Monday, 9 January 2017

Experts Predict That Euro Could Collapse In 2022

Euro

Political turmoil and a growing backlash against Brussels is set to weaken the bloc's currency in 2017, according to a survey of economists, strategists and fund managers by investment firm Hargreaves Lansdown.

And a member state is set to leave the bloc within the next five years, half of those polled believe - up from 40 per cent in the same survey last year.

The majority of respondents predicted the pound will strengthen against the euro during 2017 to sit above €1.20 by the end of the year.

Sterling is currently at €1.17 against the eurozone currency.

Elections in France and Germany in 2017, where populist parties have grown in strength, are seen as key risks to the euro.

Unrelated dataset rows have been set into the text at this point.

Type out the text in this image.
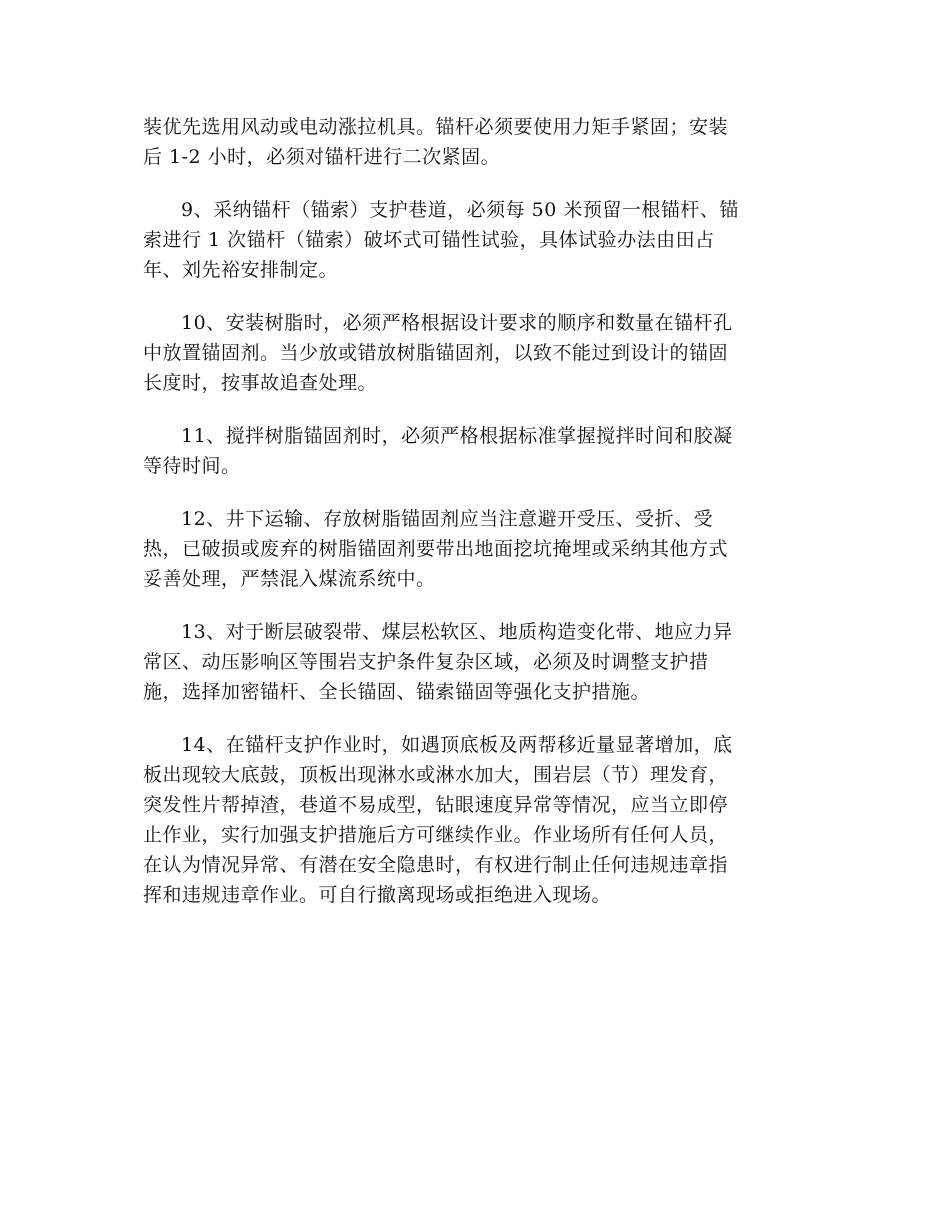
装优先选用风动或电动涨拉机具。锚杆必须要使用力矩手紧固；安装
后 1-2 小时，必须对锚杆进行二次紧固。
9、采纳锚杆（锚索）支护巷道，必须每 50 米预留一根锚杆、锚
索进行 1 次锚杆（锚索）破坏式可锚性试验，具体试验办法由田占
年、刘先裕安排制定。
10、安装树脂时，必须严格根据设计要求的顺序和数量在锚杆孔
中放置锚固剂。当少放或错放树脂锚固剂，以致不能过到设计的锚固
长度时，按事故追查处理。
11、搅拌树脂锚固剂时，必须严格根据标准掌握搅拌时间和胶凝
等待时间。
12、井下运输、存放树脂锚固剂应当注意避开受压、受折、受
热，已破损或废弃的树脂锚固剂要带出地面挖坑掩埋或采纳其他方式
妥善处理，严禁混入煤流系统中。
13、对于断层破裂带、煤层松软区、地质构造变化带、地应力异
常区、动压影响区等围岩支护条件复杂区域，必须及时调整支护措
施，选择加密锚杆、全长锚固、锚索锚固等强化支护措施。
14、在锚杆支护作业时，如遇顶底板及两帮移近量显著增加，底
板出现较大底鼓，顶板出现淋水或淋水加大，围岩层（节）理发育，
突发性片帮掉渣，巷道不易成型，钻眼速度异常等情况，应当立即停
止作业，实行加强支护措施后方可继续作业。作业场所有任何人员，
在认为情况异常、有潜在安全隐患时，有权进行制止任何违规违章指
挥和违规违章作业。可自行撤离现场或拒绝进入现场。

The ongoing economic woes of Italy and Greece could also cause a rupture in the currency.

Fiona Cincotta, market analyst at City INdex, said: "It looks like European politics is set to be the big story for 2017.

"In addition to elections in France and Germany, there is also the Netherlands and possible snap elections in Italy and Greece; there is a real possibility that around 75 per cent of the euro region could be in play in 2017.

"Following Brexit and Trump, if 2016 taught us something, it is that you can’t discount anything.

"All this political risk in Europe will play out to a backdrop of Brexit and Trump taking office; we know the actors, we know the story but we just don’t know how it will play out."

In an effort to smooth the eurozone economy, the European Central Bank (ECB) has confirmed it will continue to pump billions of extra cash in the eurozone during 2017.

The money-printing programme alongside negative interest rates is set to help keep the euro weak in 2017.

Chris Saint, currency analyst at Hargreaves Lansdown, said: “Exchange rates are determined by the interaction of a diverse range of political and economic factors, including interest rates, inflation and growth, all of which are up for grabs in 2017, which is likely to make for lively currency markets in the coming year.”